Firespell(37)

“How do you do that?”

“Have you ever tried to look at a faraway star,” Scout asked, “but the closer you look at it, the fuzzier it gets?”

“Sure. Why?”

“That’s what Scout’s trying to do here,” Michael said, crossing his arms and bobbing his head in her direction. “Making the targets invisible to the Reapers. She’s been working on a kid who lives in a condo on Michigan, goes to a high school in South Loop. They haven’t been real thrilled with that.”

“And that’s why they’ve been chasing you?” I asked, sliding my gaze to Scout.

“As you might imagine,” she said, “we aren’t exactly popular. Our ideas about giving up our power don’t exactly put us in the majority.”

“The gifted are proud to have magic,” Jason said, “as well they should be. But most of them don’t want to give it up.”

“That puts us in the minority,” Michael added. “Rebels, of a sort.”

“A magic splinter cell?”

“Kinda,” Scout said with a rueful smile. “So the Reapers identify targets—folks who make a good psychic lunch—and kids who are coming into their own, coming into their own gifts. Spotters,” she added, anticipating my question. “Their particular gift is the ability to find magic. To detect it.”

“Once a kid is identified,” Michael said, “the Reapers circle like lions around prey. They’ll talk to the kid, sometimes their parents, about the gift, figure out the parameters, exactly what the kid can do. And they’ll teach the kid that the gift is nothing to be embarrassed about, and that any souls they take are worth it.”

“The Reapers try to teach the kids that the idea of giving up your power willingly is a conspiracy,” Jason said, “that feeding on someone else’s energy, their essence, is a kind of magical natural selection—the strong feeding on the weak or something. We disagree. We work our protective spells on the targets, or we try to intercede more directly with the gifted, to get the kids to think for themselves, to think about the consequences of their magic.”

“For better or worse,” Scout added.

“So you try to steal their pledges,” I concluded.

“You got it,” Scout said. “We try to teach kids with powers that giving up their powers is the best thing for humanity. You know, because of the soul sucking.”

I smiled lightly. “Right.”

“That makes us pretty unpopular with them, and it makes the Reapers none too popular with us,” she added. “We didn’t need the original Reapers. And we certainly don’t need Reapers spawning out there.”

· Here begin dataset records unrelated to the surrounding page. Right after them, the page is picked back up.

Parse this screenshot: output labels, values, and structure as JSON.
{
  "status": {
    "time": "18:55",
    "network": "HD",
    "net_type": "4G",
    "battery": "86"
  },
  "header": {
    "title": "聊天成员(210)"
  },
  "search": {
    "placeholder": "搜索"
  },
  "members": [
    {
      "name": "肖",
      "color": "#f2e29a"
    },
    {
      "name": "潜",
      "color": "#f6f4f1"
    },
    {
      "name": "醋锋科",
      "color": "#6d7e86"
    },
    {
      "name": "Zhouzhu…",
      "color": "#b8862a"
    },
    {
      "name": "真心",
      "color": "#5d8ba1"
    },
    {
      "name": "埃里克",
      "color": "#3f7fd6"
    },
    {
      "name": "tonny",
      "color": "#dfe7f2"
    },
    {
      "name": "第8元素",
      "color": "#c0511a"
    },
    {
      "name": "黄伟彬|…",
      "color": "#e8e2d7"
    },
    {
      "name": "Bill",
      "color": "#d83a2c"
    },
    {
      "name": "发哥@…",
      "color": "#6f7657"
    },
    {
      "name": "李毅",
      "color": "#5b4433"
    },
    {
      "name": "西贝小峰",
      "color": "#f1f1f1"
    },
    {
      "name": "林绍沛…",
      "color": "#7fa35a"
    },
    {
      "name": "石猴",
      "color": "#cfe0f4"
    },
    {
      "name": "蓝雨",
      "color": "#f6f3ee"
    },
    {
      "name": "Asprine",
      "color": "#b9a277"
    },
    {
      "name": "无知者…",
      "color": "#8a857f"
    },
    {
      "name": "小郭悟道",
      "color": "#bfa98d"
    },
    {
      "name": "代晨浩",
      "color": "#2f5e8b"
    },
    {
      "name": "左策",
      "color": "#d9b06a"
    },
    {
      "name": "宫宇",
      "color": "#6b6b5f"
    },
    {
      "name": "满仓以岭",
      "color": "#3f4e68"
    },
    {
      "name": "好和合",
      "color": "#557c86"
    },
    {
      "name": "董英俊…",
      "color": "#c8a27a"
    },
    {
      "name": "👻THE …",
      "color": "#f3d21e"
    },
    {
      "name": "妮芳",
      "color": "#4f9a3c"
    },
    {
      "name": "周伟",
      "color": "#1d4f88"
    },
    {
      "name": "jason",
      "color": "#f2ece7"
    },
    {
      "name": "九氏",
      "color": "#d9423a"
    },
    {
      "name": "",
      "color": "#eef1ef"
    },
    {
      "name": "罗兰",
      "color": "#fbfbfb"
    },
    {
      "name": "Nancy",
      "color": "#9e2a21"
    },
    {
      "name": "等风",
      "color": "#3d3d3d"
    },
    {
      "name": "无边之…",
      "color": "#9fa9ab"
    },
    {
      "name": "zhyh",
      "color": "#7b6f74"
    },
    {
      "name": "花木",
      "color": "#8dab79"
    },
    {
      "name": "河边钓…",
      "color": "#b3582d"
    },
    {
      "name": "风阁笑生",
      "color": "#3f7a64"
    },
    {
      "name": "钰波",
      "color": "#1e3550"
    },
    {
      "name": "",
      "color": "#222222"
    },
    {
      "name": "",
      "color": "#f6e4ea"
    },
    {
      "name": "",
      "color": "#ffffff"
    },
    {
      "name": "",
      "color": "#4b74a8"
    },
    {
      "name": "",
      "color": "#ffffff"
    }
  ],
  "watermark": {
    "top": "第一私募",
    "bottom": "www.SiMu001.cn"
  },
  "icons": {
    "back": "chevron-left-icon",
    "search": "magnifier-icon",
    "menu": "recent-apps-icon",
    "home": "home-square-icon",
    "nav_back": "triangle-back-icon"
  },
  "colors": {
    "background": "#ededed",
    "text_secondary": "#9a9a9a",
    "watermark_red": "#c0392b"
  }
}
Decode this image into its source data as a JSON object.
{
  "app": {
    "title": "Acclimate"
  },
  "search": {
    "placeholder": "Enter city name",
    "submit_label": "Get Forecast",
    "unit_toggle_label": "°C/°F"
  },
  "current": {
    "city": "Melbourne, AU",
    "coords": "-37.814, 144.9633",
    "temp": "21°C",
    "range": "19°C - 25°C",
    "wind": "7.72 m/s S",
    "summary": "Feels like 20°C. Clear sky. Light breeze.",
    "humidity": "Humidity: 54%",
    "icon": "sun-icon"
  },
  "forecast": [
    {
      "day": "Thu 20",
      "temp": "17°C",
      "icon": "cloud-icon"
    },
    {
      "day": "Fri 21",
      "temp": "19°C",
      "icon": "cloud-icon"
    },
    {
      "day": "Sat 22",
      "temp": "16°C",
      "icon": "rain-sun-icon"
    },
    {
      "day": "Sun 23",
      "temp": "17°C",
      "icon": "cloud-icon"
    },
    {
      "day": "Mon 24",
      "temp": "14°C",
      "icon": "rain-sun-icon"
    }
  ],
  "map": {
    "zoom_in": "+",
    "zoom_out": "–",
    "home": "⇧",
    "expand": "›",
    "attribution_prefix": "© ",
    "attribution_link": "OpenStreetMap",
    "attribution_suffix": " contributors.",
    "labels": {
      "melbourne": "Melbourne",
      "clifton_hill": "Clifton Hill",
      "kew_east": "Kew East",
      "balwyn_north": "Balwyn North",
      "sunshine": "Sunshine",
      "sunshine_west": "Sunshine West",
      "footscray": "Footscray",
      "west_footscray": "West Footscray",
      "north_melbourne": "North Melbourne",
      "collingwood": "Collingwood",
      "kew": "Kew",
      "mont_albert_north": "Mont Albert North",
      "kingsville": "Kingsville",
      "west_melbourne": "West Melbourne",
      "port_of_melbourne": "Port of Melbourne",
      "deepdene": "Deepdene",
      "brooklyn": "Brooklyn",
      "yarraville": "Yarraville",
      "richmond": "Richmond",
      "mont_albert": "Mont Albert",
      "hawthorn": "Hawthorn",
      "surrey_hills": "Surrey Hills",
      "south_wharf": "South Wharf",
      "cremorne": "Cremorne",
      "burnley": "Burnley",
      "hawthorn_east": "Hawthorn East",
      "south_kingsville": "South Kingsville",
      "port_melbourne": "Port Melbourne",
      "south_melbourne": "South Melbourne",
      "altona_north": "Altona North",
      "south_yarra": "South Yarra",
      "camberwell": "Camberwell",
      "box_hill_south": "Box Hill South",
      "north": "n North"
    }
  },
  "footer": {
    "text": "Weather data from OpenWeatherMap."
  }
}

“Seriously,” Jason muttered. “There’re already enough Cubs fans in Chicago.”

Michael coughed, but the cough sounded a lot like, “Northside.”

I arched an eyebrow, and returned my glance to Scout. “Northside?”

“Where the Cubs are,” she said. “They’re territorial.”

“I see. So, what do you do about the evangelizing? About the Reaper spawn, I mean?”

“Well, we are the good guys,” Michael said. “They’re bullies, and we’re a nuisance. We make it harder for them to do their jobs—to recruit, to brainwash, to convince kids with magic that they can keep their powers and live long, fulfilling lives as soul-sucking zombies.”

“We thwart with extreme prejudice,” Scout said with a grin. “Right now, we’re doing a lot of protecting targets, and a lot of befriending the gifted who haven’t yet been turned toward the dark side.”

“A lot of things that get you chased,” I pointed out, giving Scout a pointed look.

“That is true,” she said with a nod. “Reapers are tenacious little suckers. We spend a lot of time keeping ourselves alive.”

I crossed my legs beneath the thin blanket. “Then maybe you shouldn’t have let them into St. Sophia’s.”

Scout snorted. “We didn’t let them in. The tunnels beneath the convent connect it to half the buildings in the Loop. Welcome to the Pedway.”

“How many of them are there?” I asked.

“We think about two hundred,” Scout said. “Sounds like a lot, but Chicago is the third-biggest city in the country. Two hundred out of nearly three million isn’t a lot. And we don’t really have an ‘in’ with them, obviously, so two hundred’s only a best guess.”